Chilmark will press pause on installing security cameras in Menemsha after a group of residents registered their formal objection to a 30-foot pole that went up on the west dock to hold the cameras.

Voters approved $20,000 for the cameras at the 2021 annual town meeting; another roughly $10,000 wil go toward the project from the harbor master budget. A cement pedestal and pole to hold the cameras were recently installed on the dock, but the cameras are not live yet.

The cameras are meant to deter theft and vandalism at the harbor, which harbor master Ryan Rossi said has become an increasing problem in recent years.

But in a letter to the select board this week, 28 Chilmark voters raised objections about the pole and said it merited another look.

Set in concrete and rising 30 feet, the tower is meant to house security cameras within eye-shot of the harbor master shack. — Albert O. Fischer

“We are requesting a reconsideration of what may have been a mistake and should be considered further.” the letter said. “We would ask you to please have the pedestal and tower removed from the middle of historic Menemsha harbor and consider something more in keeping with the character of Menemsha for the camera.”

At the request of the 28 petitioners, the letter was read into the record of the meeting.

Mr. Rossi, who attended the meeting, said there had been multiple instances of theft from commercial lobstermen since the pandemic started. Fishing gear has been stolen, batteries have been taken and fuel has been siphoned off private boats, he said.

“This isn’t something that I want to have to put in place, but I’ve come to the point where I no longer have answers for the multiple instances where people come to me and tell me that something has been stolen or something has been vandalized,” the harbor master said.

He said the mast and pole were installed to ensure an unobscured line of sight from the harbor master shack to the dock, so an antenna establishing a radio signal could be installed on the shack. The pole is 30 feet high so the three cameras can cover the entire area, Mr. Rossi said.

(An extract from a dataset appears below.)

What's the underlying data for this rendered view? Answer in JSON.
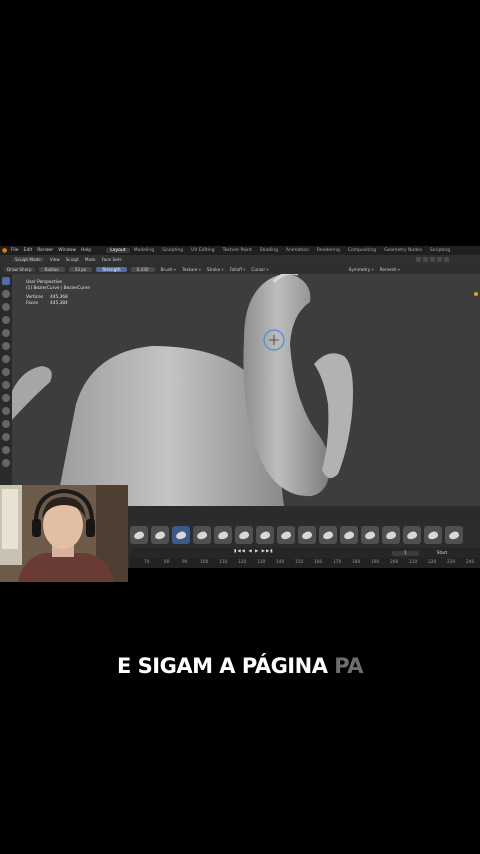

Matt Poole, one of the petitioners who attended the meeting, said there will need to be fencing around the pole to discourage climbing on it, which would make it even more of an eyesore.

“We haven’t even seen the entire sort of visual impact,” Mr. Poole said. “The cameras, I think, are probably necessary but I really, really think that there are other alternatives. I encourage the selectmen to just back away and do something more in keeping with Menemsha.”

The select board decided to halt further installation until after a meeting can be held with Mr. Rossi, selectman Warren Doty, the harbor advisory committee, the parks and recreation committee and concerned members of the public to figure out the best course of action.

“We’ve heard that the situation as it stands is really not acceptable,” Mr. Doty said.

Also Tuesday, the select board recognized town clerk Jennifer Christy for becoming a certified municipal clerk after completing a lengthy set of classes.

Board member James Malkin commended Ms. Christy.

“You are far and away the best that I know of in this position and it’s just terrific, congratulations,” he said.

Ms. Christy thanked the select board for the recognition.

“The certification process was actually really fun and it took a number of years to do,” Ms. Christy said. “But thank you very much.”

The board also authorized $1,000 for an application for a state grant as part of the town’s renewable energy plan.

Suellen Lazarus introduced herself as the new chairman of the Chilmark town affairs council. Summer programming for children will start July 4 and run through August 19 at the Chilmark Community Center, Ms. Lazarus said.